General characteristics
- Type: Aloe-class net laying ship
- Tonnage: 560 tons
- Displacement: 850 tons
- Length: 163 ft 2 in (49.73 m)
- Beam: 30 ft 6 in (9.30 m)
- Draft: 11 ft 8 in (3.56 m)
- Propulsion: Diesel
- Speed: 12.5 knots
- Complement: 48 officers and enlisted
- Armament: one single 3 in (76 mm) gun mount, four 20 mm guns

= USS Mango =

USS Mango (AN-24/YN-19) was an Aloe-class net laying ship which was assigned to serve the U.S. Navy during World War II with her protective anti-submarine nets.

==Built at Cleveland, Ohio==
Mango (YN 19) was laid down 18 October 1940 by American Shipbuilding Company, Cleveland, Ohio; launched 22 February 1941; and placed in service 18 September 1941 for passage down the St. Lawrence River to the Portsmouth Navy Yard, Portsmouth, New Hampshire, where she was fitted out. She arrived off Casco Bay, Portland, Maine, in December to start a year of net laying and acting as gate vessel. Mango commissioned 15 December 1942.

==World War II service ==
Mango moved to Boston, Massachusetts, in January 1943. Two months later she steamed for Argentia, Newfoundland, where she continued to serve as gate vessel until 18 August when she returned to the U.S. East Coast, via Sydney and Halifax, Nova Scotia, arriving Boston, Massachusetts, 29 August.

By the end of October Mango was underway for Coco Solo, Panama Canal Zone, to spend 1944 tending nets off the Atlantic Ocean coast of Panama. She was reclassified AN-24 on 20 January 1944.

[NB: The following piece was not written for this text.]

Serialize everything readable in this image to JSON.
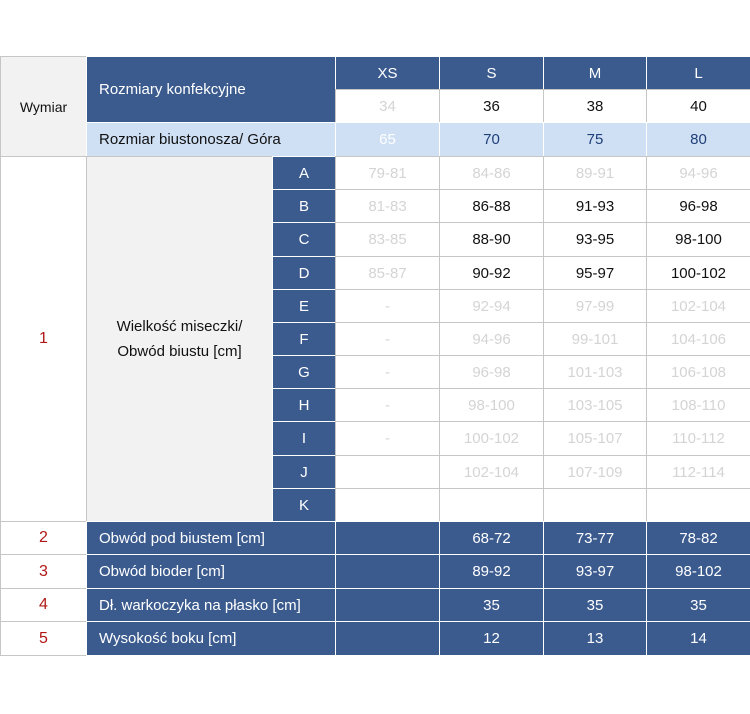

Mango sailed from Mount Hope, Panama Canal Zone, for the Pacific Ocean War Zone late in February 1945. For the next 4 months she alternated escort service with net replacement duties in the triangle of the Admiralty Islands, the Philippines, and New Guinea.

The ship departed Samar, Philippines, for Borneo in the middle of June, arriving 24 June to begin marking out the beachhead landing assault path to Balikpapan. Following D-Day, 1 July, she laid out the channel to the harbor.

==End-of-war activity==
On 15 July Mango steamed for Samar and was in overhaul when hostilities ceased 15 August. Assigned the removal of the net defenses, she began at Samar 10 September and continued on to Manus, arriving 15 October, to resume operations in the Admiralties until the end of 1945.

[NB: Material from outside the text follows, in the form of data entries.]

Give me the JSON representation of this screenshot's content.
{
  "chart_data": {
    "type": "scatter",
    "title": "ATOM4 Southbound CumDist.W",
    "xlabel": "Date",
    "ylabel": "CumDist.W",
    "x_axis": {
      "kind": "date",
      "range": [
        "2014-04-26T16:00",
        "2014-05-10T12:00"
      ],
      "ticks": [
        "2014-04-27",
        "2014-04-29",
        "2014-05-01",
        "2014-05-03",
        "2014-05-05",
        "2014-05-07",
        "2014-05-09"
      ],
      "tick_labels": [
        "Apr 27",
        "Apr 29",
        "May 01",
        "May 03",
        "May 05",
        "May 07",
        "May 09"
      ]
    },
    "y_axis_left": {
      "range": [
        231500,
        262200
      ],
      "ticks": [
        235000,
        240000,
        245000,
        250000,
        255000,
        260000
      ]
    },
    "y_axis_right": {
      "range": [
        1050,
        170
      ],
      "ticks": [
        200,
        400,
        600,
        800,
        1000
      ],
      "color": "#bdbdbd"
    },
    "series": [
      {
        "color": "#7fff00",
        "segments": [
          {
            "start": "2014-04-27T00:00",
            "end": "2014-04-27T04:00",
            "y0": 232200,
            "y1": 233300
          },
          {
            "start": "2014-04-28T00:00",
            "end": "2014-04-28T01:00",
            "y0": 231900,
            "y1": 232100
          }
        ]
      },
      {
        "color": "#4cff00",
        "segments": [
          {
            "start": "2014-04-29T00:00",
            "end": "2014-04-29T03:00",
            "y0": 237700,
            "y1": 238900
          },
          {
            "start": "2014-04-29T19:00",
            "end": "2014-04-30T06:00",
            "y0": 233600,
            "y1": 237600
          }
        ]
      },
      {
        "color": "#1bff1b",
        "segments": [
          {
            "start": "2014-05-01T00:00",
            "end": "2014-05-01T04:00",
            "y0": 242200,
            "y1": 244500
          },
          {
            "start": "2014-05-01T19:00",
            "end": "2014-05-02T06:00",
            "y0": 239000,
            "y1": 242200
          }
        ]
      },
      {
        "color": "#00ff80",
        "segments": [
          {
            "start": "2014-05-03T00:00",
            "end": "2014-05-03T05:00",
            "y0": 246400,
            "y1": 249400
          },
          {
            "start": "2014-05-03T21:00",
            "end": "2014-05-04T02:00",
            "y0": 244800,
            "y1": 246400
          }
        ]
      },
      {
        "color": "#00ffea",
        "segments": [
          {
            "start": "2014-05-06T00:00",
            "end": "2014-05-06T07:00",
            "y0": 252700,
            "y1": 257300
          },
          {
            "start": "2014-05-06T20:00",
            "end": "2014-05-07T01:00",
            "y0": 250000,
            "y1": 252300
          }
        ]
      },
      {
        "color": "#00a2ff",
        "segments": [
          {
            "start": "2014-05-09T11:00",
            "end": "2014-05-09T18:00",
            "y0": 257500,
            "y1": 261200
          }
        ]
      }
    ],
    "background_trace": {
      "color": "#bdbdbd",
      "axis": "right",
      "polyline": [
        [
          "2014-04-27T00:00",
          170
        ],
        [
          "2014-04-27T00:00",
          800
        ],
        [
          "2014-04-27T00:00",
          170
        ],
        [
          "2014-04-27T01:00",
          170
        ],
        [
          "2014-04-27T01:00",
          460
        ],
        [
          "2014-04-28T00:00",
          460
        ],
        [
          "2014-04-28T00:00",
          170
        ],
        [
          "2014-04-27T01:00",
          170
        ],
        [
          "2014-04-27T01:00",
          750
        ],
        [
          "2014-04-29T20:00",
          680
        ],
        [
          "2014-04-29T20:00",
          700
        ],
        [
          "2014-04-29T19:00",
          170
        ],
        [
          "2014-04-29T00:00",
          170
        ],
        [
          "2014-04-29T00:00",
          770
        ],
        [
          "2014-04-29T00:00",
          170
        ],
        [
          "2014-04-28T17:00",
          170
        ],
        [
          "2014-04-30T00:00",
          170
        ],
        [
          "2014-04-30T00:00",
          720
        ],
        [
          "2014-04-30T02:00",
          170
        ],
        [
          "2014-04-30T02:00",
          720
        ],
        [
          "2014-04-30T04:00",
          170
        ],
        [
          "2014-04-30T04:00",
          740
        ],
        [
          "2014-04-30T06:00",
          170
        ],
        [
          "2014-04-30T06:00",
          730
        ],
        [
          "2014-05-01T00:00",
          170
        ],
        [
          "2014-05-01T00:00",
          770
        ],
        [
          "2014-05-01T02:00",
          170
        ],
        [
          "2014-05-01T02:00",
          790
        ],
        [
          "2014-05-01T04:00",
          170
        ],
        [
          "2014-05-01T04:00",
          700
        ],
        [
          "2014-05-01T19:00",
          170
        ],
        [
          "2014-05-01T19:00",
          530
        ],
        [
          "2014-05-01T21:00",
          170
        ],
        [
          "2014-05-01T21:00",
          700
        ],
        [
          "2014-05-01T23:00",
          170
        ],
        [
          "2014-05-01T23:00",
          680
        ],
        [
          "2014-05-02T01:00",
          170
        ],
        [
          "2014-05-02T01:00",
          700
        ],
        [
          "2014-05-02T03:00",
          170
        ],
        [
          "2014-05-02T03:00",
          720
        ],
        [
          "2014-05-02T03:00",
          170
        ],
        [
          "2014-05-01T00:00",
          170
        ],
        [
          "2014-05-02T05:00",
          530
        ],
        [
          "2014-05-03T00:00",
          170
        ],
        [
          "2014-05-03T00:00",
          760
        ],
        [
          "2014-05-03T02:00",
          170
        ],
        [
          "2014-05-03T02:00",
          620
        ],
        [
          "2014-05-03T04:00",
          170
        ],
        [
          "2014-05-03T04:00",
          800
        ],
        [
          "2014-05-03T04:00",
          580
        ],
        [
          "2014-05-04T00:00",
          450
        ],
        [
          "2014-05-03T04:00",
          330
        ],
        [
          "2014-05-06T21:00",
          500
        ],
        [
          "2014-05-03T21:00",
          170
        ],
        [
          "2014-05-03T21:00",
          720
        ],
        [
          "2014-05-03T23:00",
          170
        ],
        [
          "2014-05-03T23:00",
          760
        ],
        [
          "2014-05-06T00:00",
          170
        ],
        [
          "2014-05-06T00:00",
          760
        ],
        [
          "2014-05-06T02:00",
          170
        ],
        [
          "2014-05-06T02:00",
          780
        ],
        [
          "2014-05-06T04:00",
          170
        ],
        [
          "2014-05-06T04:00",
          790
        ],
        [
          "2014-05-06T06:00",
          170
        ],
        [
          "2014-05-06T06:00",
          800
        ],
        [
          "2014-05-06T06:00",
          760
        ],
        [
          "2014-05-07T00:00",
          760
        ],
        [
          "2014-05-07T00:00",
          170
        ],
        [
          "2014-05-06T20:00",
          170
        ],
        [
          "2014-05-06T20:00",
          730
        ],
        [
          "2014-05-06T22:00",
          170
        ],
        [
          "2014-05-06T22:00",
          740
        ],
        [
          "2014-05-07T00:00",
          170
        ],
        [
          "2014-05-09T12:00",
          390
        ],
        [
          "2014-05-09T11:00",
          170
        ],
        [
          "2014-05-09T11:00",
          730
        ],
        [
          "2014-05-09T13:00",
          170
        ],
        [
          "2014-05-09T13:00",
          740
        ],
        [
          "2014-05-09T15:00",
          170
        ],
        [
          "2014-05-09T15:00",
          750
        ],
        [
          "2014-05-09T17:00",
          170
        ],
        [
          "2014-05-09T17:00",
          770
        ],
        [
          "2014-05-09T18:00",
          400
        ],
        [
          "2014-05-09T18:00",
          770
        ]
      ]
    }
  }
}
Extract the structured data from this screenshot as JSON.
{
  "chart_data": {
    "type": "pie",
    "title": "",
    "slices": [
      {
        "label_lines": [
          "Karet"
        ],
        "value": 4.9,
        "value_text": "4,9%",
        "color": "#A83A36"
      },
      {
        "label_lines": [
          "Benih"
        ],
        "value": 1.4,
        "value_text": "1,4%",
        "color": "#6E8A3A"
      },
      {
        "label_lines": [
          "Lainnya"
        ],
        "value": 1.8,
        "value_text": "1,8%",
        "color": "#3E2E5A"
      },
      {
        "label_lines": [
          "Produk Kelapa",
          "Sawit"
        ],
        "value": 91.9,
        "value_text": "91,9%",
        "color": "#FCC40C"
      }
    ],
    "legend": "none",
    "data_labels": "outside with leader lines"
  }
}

The net laying ship returned to the Philippines to serve off Leyte from 15 January 1946 until the middle of September. Her net removing tasks took her to Guam, Mariana Islands, and to Eniwetok and Kwajalein in the Marshalls before she arrived Pearl Harbor 15 November.

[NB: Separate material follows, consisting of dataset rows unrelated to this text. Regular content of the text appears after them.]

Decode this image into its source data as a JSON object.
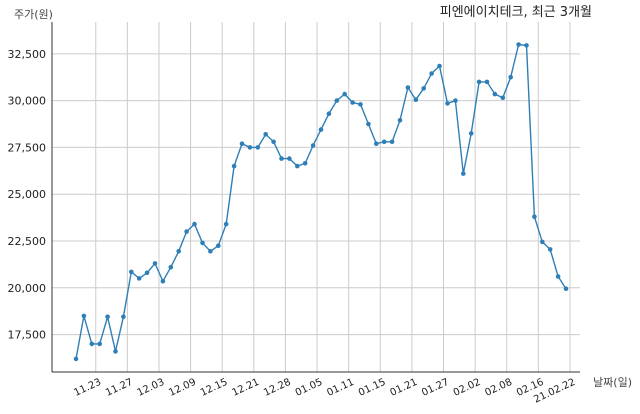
{
  "chart_data": {
    "type": "line",
    "title": "피엔에이치테크, 최근 3개월",
    "ylabel": "주가(원)",
    "xlabel": "날짜(일)",
    "ylim": [
      15500,
      34200
    ],
    "yticks": [
      17500,
      20000,
      22500,
      25000,
      27500,
      30000,
      32500
    ],
    "ytick_labels": [
      "17,500",
      "20,000",
      "22,500",
      "25,000",
      "27,500",
      "30,000",
      "32,500"
    ],
    "xtick_labels": [
      "11.23",
      "11.27",
      "12.03",
      "12.09",
      "12.15",
      "12.21",
      "12.28",
      "01.05",
      "01.11",
      "01.15",
      "01.21",
      "01.27",
      "02.02",
      "02.08",
      "02.16",
      "21.02.22"
    ],
    "xtick_index": [
      2.5,
      6.5,
      10.5,
      14.5,
      18.5,
      22.5,
      26.5,
      30.5,
      34.5,
      38.5,
      42.5,
      46.5,
      50.5,
      54.5,
      58.5,
      62.5
    ],
    "grid": true,
    "color": "#2e7fb8",
    "series": [
      {
        "values": [
          16200,
          18500,
          17000,
          17000,
          18450,
          16600,
          18450,
          20850,
          20500,
          20800,
          21300,
          20350,
          21100,
          21950,
          23000,
          23400,
          22400,
          21950,
          22250,
          23400,
          26500,
          27700,
          27500,
          27500,
          28200,
          27800,
          26900,
          26900,
          26500,
          26650,
          27600,
          28450,
          29300,
          30000,
          30350,
          29900,
          29800,
          28750,
          27700,
          27800,
          27800,
          28950,
          30700,
          30050,
          30650,
          31450,
          31850,
          29850,
          30000,
          26100,
          28250,
          31000,
          31000,
          30350,
          30150,
          31250,
          33000,
          32950,
          23800,
          22450,
          22050,
          20600,
          19950
        ]
      }
    ]
  }
}
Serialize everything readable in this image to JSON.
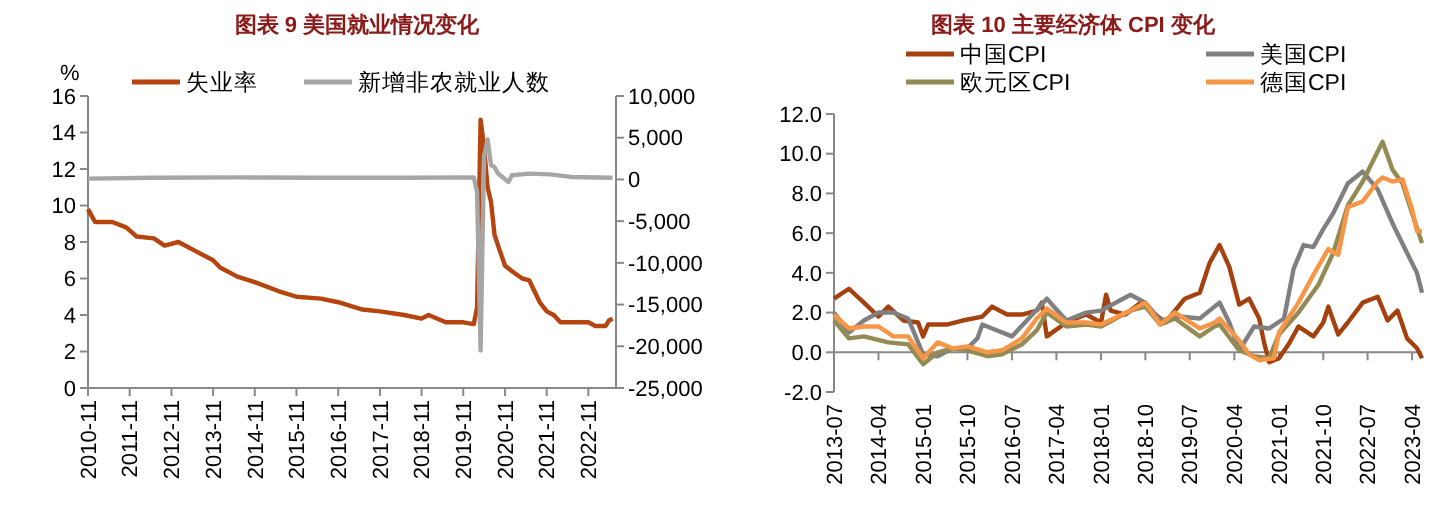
{
  "chart_data": [
    {
      "type": "line",
      "title": "图表 9  美国就业情况变化",
      "ylabel": "%",
      "legend": "top",
      "xlim": [
        "2010-11",
        "2023-07"
      ],
      "xticks": [
        "2010-11",
        "2011-11",
        "2012-11",
        "2013-11",
        "2014-11",
        "2015-11",
        "2016-11",
        "2017-11",
        "2018-11",
        "2019-11",
        "2020-11",
        "2021-11",
        "2022-11"
      ],
      "ylim": [
        0,
        16
      ],
      "yticks": [
        0,
        2,
        4,
        6,
        8,
        10,
        12,
        14,
        16
      ],
      "y2lim": [
        -25000,
        10000
      ],
      "y2ticks": [
        {
          "value": -25000,
          "label": "-25,000"
        },
        {
          "value": -20000,
          "label": "-20,000"
        },
        {
          "value": -15000,
          "label": "-15,000"
        },
        {
          "value": -10000,
          "label": "-10,000"
        },
        {
          "value": -5000,
          "label": "-5,000"
        },
        0,
        {
          "value": 5000,
          "label": "5,000"
        },
        {
          "value": 10000,
          "label": "10,000"
        }
      ],
      "series": [
        {
          "name": "失业率",
          "color": "#b5440f",
          "x": [
            "2010-11",
            "2011-01",
            "2011-06",
            "2011-10",
            "2012-01",
            "2012-06",
            "2012-09",
            "2013-01",
            "2013-06",
            "2013-11",
            "2014-01",
            "2014-06",
            "2014-11",
            "2015-06",
            "2015-11",
            "2016-06",
            "2016-11",
            "2017-06",
            "2017-11",
            "2018-06",
            "2018-11",
            "2019-01",
            "2019-06",
            "2019-11",
            "2020-02",
            "2020-03",
            "2020-04",
            "2020-05",
            "2020-06",
            "2020-07",
            "2020-08",
            "2020-09",
            "2020-11",
            "2021-01",
            "2021-04",
            "2021-06",
            "2021-09",
            "2021-11",
            "2022-01",
            "2022-03",
            "2022-11",
            "2023-01",
            "2023-04",
            "2023-05",
            "2023-06"
          ],
          "values": [
            9.8,
            9.1,
            9.1,
            8.8,
            8.3,
            8.2,
            7.8,
            8.0,
            7.5,
            7.0,
            6.6,
            6.1,
            5.8,
            5.3,
            5.0,
            4.9,
            4.7,
            4.3,
            4.2,
            4.0,
            3.8,
            4.0,
            3.6,
            3.6,
            3.5,
            4.4,
            14.7,
            13.2,
            11.0,
            10.2,
            8.4,
            7.8,
            6.7,
            6.4,
            6.0,
            5.9,
            4.7,
            4.2,
            4.0,
            3.6,
            3.6,
            3.4,
            3.4,
            3.7,
            3.8
          ]
        },
        {
          "name": "新增非农就业人数",
          "color": "#a6a6a6",
          "axis": "y2",
          "x": [
            "2010-11",
            "2012-06",
            "2014-06",
            "2016-06",
            "2018-06",
            "2020-02",
            "2020-03",
            "2020-04",
            "2020-05",
            "2020-06",
            "2020-07",
            "2020-08",
            "2020-09",
            "2020-12",
            "2021-01",
            "2021-06",
            "2021-12",
            "2022-06",
            "2023-06"
          ],
          "values": [
            100,
            200,
            250,
            200,
            200,
            250,
            -1500,
            -20500,
            2700,
            4800,
            1700,
            1500,
            700,
            -300,
            500,
            700,
            600,
            300,
            200
          ]
        }
      ]
    },
    {
      "type": "line",
      "title": "图表 10 主要经济体 CPI 变化",
      "legend": "top",
      "xlim": [
        "2013-07",
        "2023-06"
      ],
      "xticks": [
        "2013-07",
        "2014-04",
        "2015-01",
        "2015-10",
        "2016-07",
        "2017-04",
        "2018-01",
        "2018-10",
        "2019-07",
        "2020-04",
        "2021-01",
        "2021-10",
        "2022-07",
        "2023-04"
      ],
      "ylim": [
        -2,
        12
      ],
      "yticks": [
        {
          "value": -2,
          "label": "-2.0"
        },
        {
          "value": 0,
          "label": "0.0"
        },
        {
          "value": 2,
          "label": "2.0"
        },
        {
          "value": 4,
          "label": "4.0"
        },
        {
          "value": 6,
          "label": "6.0"
        },
        {
          "value": 8,
          "label": "8.0"
        },
        {
          "value": 10,
          "label": "10.0"
        },
        {
          "value": 12,
          "label": "12.0"
        }
      ],
      "series": [
        {
          "name": "中国CPI",
          "color": "#a5410f",
          "x": [
            "2013-07",
            "2013-10",
            "2014-01",
            "2014-04",
            "2014-06",
            "2014-09",
            "2014-12",
            "2015-01",
            "2015-02",
            "2015-06",
            "2015-09",
            "2016-01",
            "2016-03",
            "2016-06",
            "2016-09",
            "2016-12",
            "2017-01",
            "2017-02",
            "2017-06",
            "2017-10",
            "2018-01",
            "2018-02",
            "2018-03",
            "2018-06",
            "2018-09",
            "2018-12",
            "2019-02",
            "2019-06",
            "2019-09",
            "2019-11",
            "2020-01",
            "2020-03",
            "2020-05",
            "2020-07",
            "2020-09",
            "2020-10",
            "2020-11",
            "2021-01",
            "2021-03",
            "2021-05",
            "2021-08",
            "2021-10",
            "2021-11",
            "2022-01",
            "2022-03",
            "2022-06",
            "2022-09",
            "2022-11",
            "2023-01",
            "2023-03",
            "2023-05",
            "2023-06"
          ],
          "values": [
            2.7,
            3.2,
            2.5,
            1.8,
            2.3,
            1.6,
            1.5,
            0.8,
            1.4,
            1.4,
            1.6,
            1.8,
            2.3,
            1.9,
            1.9,
            2.1,
            2.5,
            0.8,
            1.5,
            1.9,
            1.5,
            2.9,
            2.1,
            1.9,
            2.5,
            1.9,
            1.5,
            2.7,
            3.0,
            4.5,
            5.4,
            4.3,
            2.4,
            2.7,
            1.7,
            0.5,
            -0.5,
            -0.3,
            0.4,
            1.3,
            0.8,
            1.5,
            2.3,
            0.9,
            1.5,
            2.5,
            2.8,
            1.6,
            2.1,
            0.7,
            0.2,
            -0.3
          ]
        },
        {
          "name": "美国CPI",
          "color": "#808080",
          "x": [
            "2013-07",
            "2013-10",
            "2014-01",
            "2014-04",
            "2014-07",
            "2014-10",
            "2015-01",
            "2015-04",
            "2015-07",
            "2015-10",
            "2015-12",
            "2016-01",
            "2016-04",
            "2016-07",
            "2016-10",
            "2017-02",
            "2017-06",
            "2017-10",
            "2018-01",
            "2018-07",
            "2018-10",
            "2019-01",
            "2019-05",
            "2019-09",
            "2019-12",
            "2020-01",
            "2020-03",
            "2020-05",
            "2020-08",
            "2020-11",
            "2021-02",
            "2021-04",
            "2021-06",
            "2021-08",
            "2021-10",
            "2021-12",
            "2022-03",
            "2022-06",
            "2022-09",
            "2022-12",
            "2023-03",
            "2023-05",
            "2023-06"
          ],
          "values": [
            2.0,
            1.0,
            1.6,
            2.0,
            2.0,
            1.7,
            -0.1,
            -0.2,
            0.2,
            0.2,
            0.7,
            1.4,
            1.1,
            0.8,
            1.6,
            2.7,
            1.6,
            2.0,
            2.1,
            2.9,
            2.5,
            1.6,
            1.8,
            1.7,
            2.3,
            2.5,
            1.5,
            0.1,
            1.3,
            1.2,
            1.7,
            4.2,
            5.4,
            5.3,
            6.2,
            7.0,
            8.5,
            9.1,
            8.2,
            6.5,
            5.0,
            4.0,
            3.0
          ]
        },
        {
          "name": "欧元区CPI",
          "color": "#948a54",
          "x": [
            "2013-07",
            "2013-10",
            "2014-01",
            "2014-06",
            "2014-10",
            "2015-01",
            "2015-04",
            "2015-07",
            "2015-10",
            "2016-02",
            "2016-05",
            "2016-09",
            "2016-12",
            "2017-02",
            "2017-06",
            "2017-10",
            "2018-01",
            "2018-07",
            "2018-10",
            "2019-01",
            "2019-04",
            "2019-09",
            "2019-12",
            "2020-01",
            "2020-05",
            "2020-08",
            "2020-11",
            "2021-01",
            "2021-05",
            "2021-09",
            "2021-12",
            "2022-03",
            "2022-06",
            "2022-10",
            "2022-12",
            "2023-02",
            "2023-04",
            "2023-06"
          ],
          "values": [
            1.6,
            0.7,
            0.8,
            0.5,
            0.4,
            -0.6,
            0.0,
            0.2,
            0.1,
            -0.2,
            -0.1,
            0.4,
            1.1,
            2.0,
            1.3,
            1.4,
            1.3,
            2.1,
            2.3,
            1.4,
            1.7,
            0.8,
            1.3,
            1.4,
            0.1,
            -0.2,
            -0.3,
            0.9,
            2.0,
            3.4,
            5.0,
            7.4,
            8.6,
            10.6,
            9.2,
            8.5,
            7.0,
            5.5
          ]
        },
        {
          "name": "德国CPI",
          "color": "#f79646",
          "x": [
            "2013-07",
            "2013-10",
            "2014-01",
            "2014-04",
            "2014-07",
            "2014-10",
            "2015-01",
            "2015-04",
            "2015-07",
            "2015-10",
            "2016-02",
            "2016-05",
            "2016-09",
            "2016-12",
            "2017-02",
            "2017-06",
            "2017-10",
            "2018-01",
            "2018-07",
            "2018-10",
            "2019-01",
            "2019-04",
            "2019-09",
            "2019-12",
            "2020-01",
            "2020-05",
            "2020-07",
            "2020-09",
            "2020-12",
            "2021-01",
            "2021-05",
            "2021-08",
            "2021-11",
            "2022-01",
            "2022-03",
            "2022-06",
            "2022-09",
            "2022-10",
            "2022-12",
            "2023-02",
            "2023-04",
            "2023-05",
            "2023-06"
          ],
          "values": [
            1.9,
            1.2,
            1.3,
            1.3,
            0.8,
            0.8,
            -0.3,
            0.5,
            0.2,
            0.3,
            0.0,
            0.1,
            0.7,
            1.7,
            2.2,
            1.5,
            1.5,
            1.4,
            2.1,
            2.5,
            1.4,
            2.0,
            1.2,
            1.5,
            1.7,
            0.6,
            -0.1,
            -0.4,
            -0.3,
            1.0,
            2.5,
            3.9,
            5.2,
            4.9,
            7.3,
            7.6,
            8.6,
            8.8,
            8.6,
            8.7,
            7.2,
            6.1,
            6.1
          ]
        }
      ]
    }
  ]
}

== Post-war decommissioning==
Mango shortly departed Pearl Harbor for the U.S. West Coast, arriving Astoria, Oregon, 27 January 1947. She decommissioned 4 April 1947 and entered the Pacific Reserve Fleet at Columbia River, Oregon. On 1 September 1962 Mango was struck from the Navy List; delivered to the U.S. Maritime Commission the same day; and berthed with the National Defense Reserve Fleet at Suisun Bay, California, where she remains into 1969.

== Honors and awards ==
Mango received one battle star for World War II service.